According to the latest Savills analysis, the purchase volume of cross-border buyers of European office properties has recovered significantly. French SCPIs remain active in regional cities in the UK, have expanded their exposure to Central and Eastern Europe (CEE) and are turning their gaze to the Nordics for higher returns. Norwegian (+297%), Japanese (+264%), Czech (+61%) and Spanish (+27%) investors, as well as buyers from the United Arab Emirates (+51%), each invested significantly more in European offices in 2025 than the average of the previous five years.
Savills notes that banks remain willing to finance high-quality, centrally located offices, which gradually improves liquidity for those with large lot sizes. Office investment in Spain rose to over €1 billion in the first quarter of 2026 – following the sale of the Edificio Estel office building in Barcelona by Bain Capital and Freo Group to InmoCaixa, which Savills advised. In Paris, the sale of 83–85 Avenue Marceau to Hines for €243 million is another indication of an improvement in market liquidity.
In the first quarter of 2026, average prime yields for European office properties remained stable at 4.9%. Bucharest rose by 20 basis points, Barcelona, Madrid and Manchester by 25 basis points each, while Prague fell by 10 basis points.
Mike Barnes, European Office Research Director at Savills, says: “Overall, fundamentals remain attractive to investors: average prime rents for offices rose by over 4% last year, and we expect a further 3.7% growth this year, reflecting the undersupply of high-quality space. As project developers’ margins continue to come under pressure, many projects are likely to be delayed.”
James Burke, Director, Global Cross Border Investment at Savills, says: “According to RCA data, over €3 billion of office space was acquired in continental Europe in 2025 for the purpose of revitalisation or conversion – the strongest year since 2021.”
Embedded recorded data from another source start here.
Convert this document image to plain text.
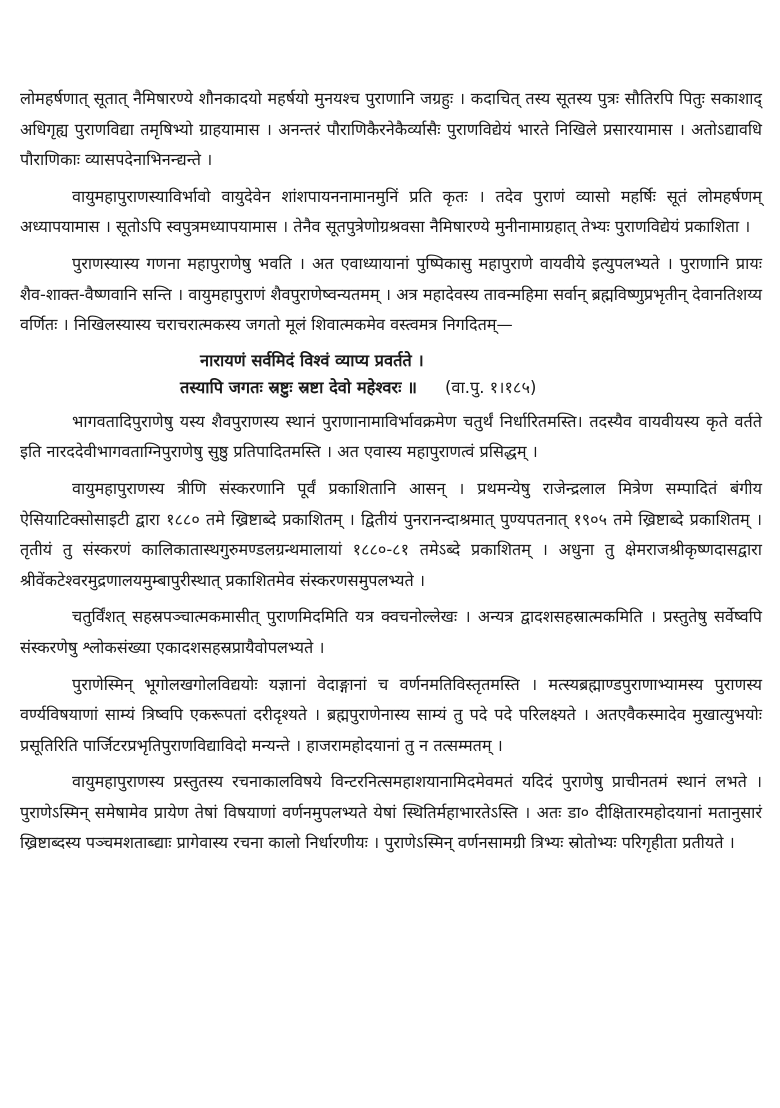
लोमहर्षणात् सूतात् नैमिषारण्ये शौनकादयो महर्षयो मुनयश्च पुराणानि जग्रहुः । कदाचित् तस्य सूतस्य पुत्रः सौतिरपि पितुः सकाशाद् अधिगृह्य पुराणविद्या तमृषिभ्यो ग्राहयामास । अनन्तरं पौराणिकैरनेकैर्व्यासैः पुराणविद्येयं भारते निखिले प्रसारयामास । अतोऽद्यावधि पौराणिकाः व्यासपदेनाभिनन्द्यन्ते ।

वायुमहापुराणस्याविर्भावो वायुदेवेन शांशपायननामानमुनिं प्रति कृतः । तदेव पुराणं व्यासो महर्षिः सूतं लोमहर्षणम् अध्यापयामास । सूतोऽपि स्वपुत्रमध्यापयामास । तेनैव सूतपुत्रेणोग्रश्रवसा नैमिषारण्ये मुनीनामाग्रहात् तेभ्यः पुराणविद्येयं प्रकाशिता ।

पुराणस्यास्य गणना महापुराणेषु भवति । अत एवाध्यायानां पुष्पिकासु महापुराणे वायवीये इत्युपलभ्यते । पुराणानि प्रायः शैव-शाक्त-वैष्णवानि सन्ति । वायुमहापुराणं शैवपुराणेष्वन्यतमम् । अत्र महादेवस्य तावन्महिमा सर्वान् ब्रह्मविष्णुप्रभृतीन् देवानतिशय्य वर्णितः । निखिलस्यास्य चराचरात्मकस्य जगतो मूलं शिवात्मकमेव वस्त्वमत्र निगदितम्—

नारायणं सर्वमिदं विश्वं व्याप्य प्रवर्तते ।
तस्यापि जगतः स्रष्टुः स्रष्टा देवो महेश्वरः ॥ (वा.पु. १।१८५)

भागवतादिपुराणेषु यस्य शैवपुराणस्य स्थानं पुराणानामाविर्भावक्रमेण चतुर्थं निर्धारितमस्ति। तदस्यैव वायवीयस्य कृते वर्तते इति नारददेवीभागवताग्निपुराणेषु सुष्ठु प्रतिपादितमस्ति । अत एवास्य महापुराणत्वं प्रसिद्धम् ।

वायुमहापुराणस्य त्रीणि संस्करणानि पूर्वं प्रकाशितानि आसन् । प्रथमन्येषु राजेन्द्रलाल मित्रेण सम्पादितं बंगीय ऐसियाटिक्सोसाइटी द्वारा १८८० तमे ख्रिष्टाब्दे प्रकाशितम् । द्वितीयं पुनरानन्दाश्रमात् पुण्यपतनात् १९०५ तमे ख्रिष्टाब्दे प्रकाशितम् । तृतीयं तु संस्करणं कालिकातास्थगुरुमण्डलग्रन्थमालायां १८८०-८१ तमेऽब्दे प्रकाशितम् । अधुना तु क्षेमराजश्रीकृष्णदासद्वारा श्रीवेंकटेश्वरमुद्रणालयमुम्बापुरीस्थात् प्रकाशितमेव संस्करणसमुपलभ्यते ।

चतुर्विंशत् सहस्रपञ्चात्मकमासीत् पुराणमिदमिति यत्र क्वचनोल्लेखः । अन्यत्र द्वादशसहस्रात्मकमिति । प्रस्तुतेषु सर्वेष्वपि संस्करणेषु श्लोकसंख्या एकादशसहस्रप्रायैवोपलभ्यते ।

पुराणेस्मिन् भूगोलखगोलविद्ययोः यज्ञानां वेदाङ्गानां च वर्णनमतिविस्तृतमस्ति । मत्स्यब्रह्माण्डपुराणाभ्यामस्य पुराणस्य वर्ण्यविषयाणां साम्यं त्रिष्वपि एकरूपतां दरीदृश्यते । ब्रह्मपुराणेनास्य साम्यं तु पदे पदे परिलक्ष्यते । अतएवैकस्मादेव मुखात्युभयोः प्रसूतिरिति पार्जिटरप्रभृतिपुराणविद्याविदो मन्यन्ते । हाजरामहोदयानां तु न तत्सम्मतम् ।

वायुमहापुराणस्य प्रस्तुतस्य रचनाकालविषये विन्टरनित्समहाशयानामिदमेवमतं यदिदं पुराणेषु प्राचीनतमं स्थानं लभते । पुराणेऽस्मिन् समेषामेव प्रायेण तेषां विषयाणां वर्णनमुपलभ्यते येषां स्थितिर्महाभारतेऽस्ति । अतः डा० दीक्षितारमहोदयानां मतानुसारं ख्रिष्टाब्दस्य पञ्चमशताब्द्याः प्रागेवास्य रचना कालो निर्धारणीयः । पुराणेऽस्मिन् वर्णनसामग्री त्रिभ्यः स्रोतोभ्यः परिगृहीता प्रतीयते ।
With regard to the German office investment market, Karsten Nemecek, Deputy CEO Germany and Head of Capital Markets Germany at Savills, classifies the current development as follows: “In Germany, too, market activity is increasing again and we are seeing more properties in sales processes, accompanied by more realistic price expectations and a greater willingness to negotiate on the seller’s side. In a market environment that continues to be characterized by selective demand, this speaks for at least a moderate increase in the number of transactions. Private investors and family offices in particular are currently playing an important role in the German market and have recently increasingly purchased office properties, which also contributes to market liquidity.”